Biskin quotes disillusioned director Peter Bogdanovich (The Last Picture Show) who says the same thing in blunter terms: ``Jaws was devastating to making artistic, smaller films. They forgot how to do it. They're no longer interested.''
Even Spielberg expresses regret for the way Jaws changed movies. Speaking in John Baxter's 1996 biography Steven Spielberg, the wunderkind-turned-mogul says the ``violent, nasty, crude'' shark movie he struggled to make in 1974 was simply a means to an end, his ticket to the mainstream and the money to fund the pictures he really wanted to make.
These included his future blockbusters, Close Encounters Of The Third Kind and Jurassic Park.
"It was a calculated movie," Spielberg says of Jaws. "I made each cut with glee, knowing the effect that it would have on the audience. I don't ever want to be involved in another picture like that."
But it would be wrong to blame the dumbing-down and blowing-up of Hollywood entirely on Jaws. Indeed, the big fish movie is today a quaint example of old-time moviemaking values, since it was made entirely without computers: that scary shark was just a big rubber prop nicknamed Bruce, which had to be hidden for most of the movie (a great suspense device, as Spielberg later realized) because it didn't work properly.

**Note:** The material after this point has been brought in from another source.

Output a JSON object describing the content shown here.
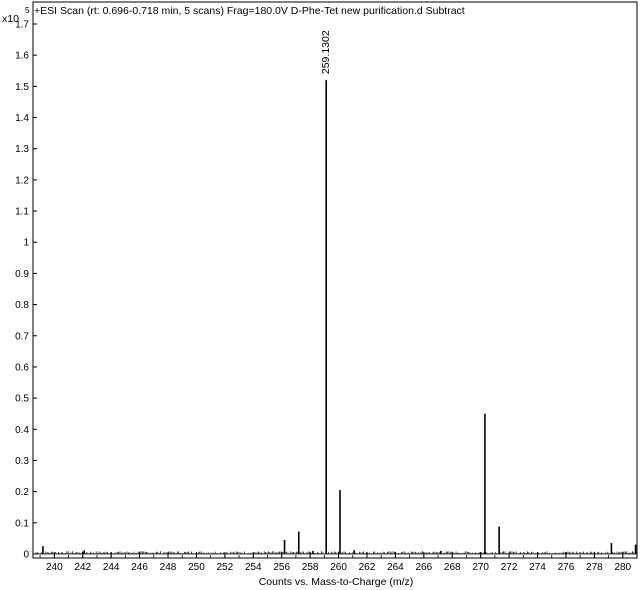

Jaws could also be credited with boosting its polar opposite: the small or quirky comedy or drama that studios now use as counter programming, to appeal to moviegoers who don't want to join the blockbuster hordes on summer weekends.
In 1975, The Rocky Horror Picture Show, now the most successful cult film of all time, was launched with the tagline "A Different Set Of Jaws," and a clever visual pun of Tim Curry's rouged lips imitating the lethal Jaws choppers.
The counter-programming offensive continues to pay big dividends. Just last year, this strategy was put to good use against the Star Wars prequel The Phantom Menace, the blockbuster to beat all blockbusters. The Julia Roberts-Hugh Grant romantic comedy Notting Hill opened the same weekend, attracting many grateful refugees from multiplex mayhem.
And give Jaws its due, which many will again do this summer when it is released on DVD in July, in a special edition hyped with even more mass marketing.
Nothing can match the dum-dum, dum-dum terror of knowing that something big and brutal lies lurking, waiting to attack. Sort of like the mixed emotions of bracing yourself for the onslaught of all the other summer blockbusters headed our way.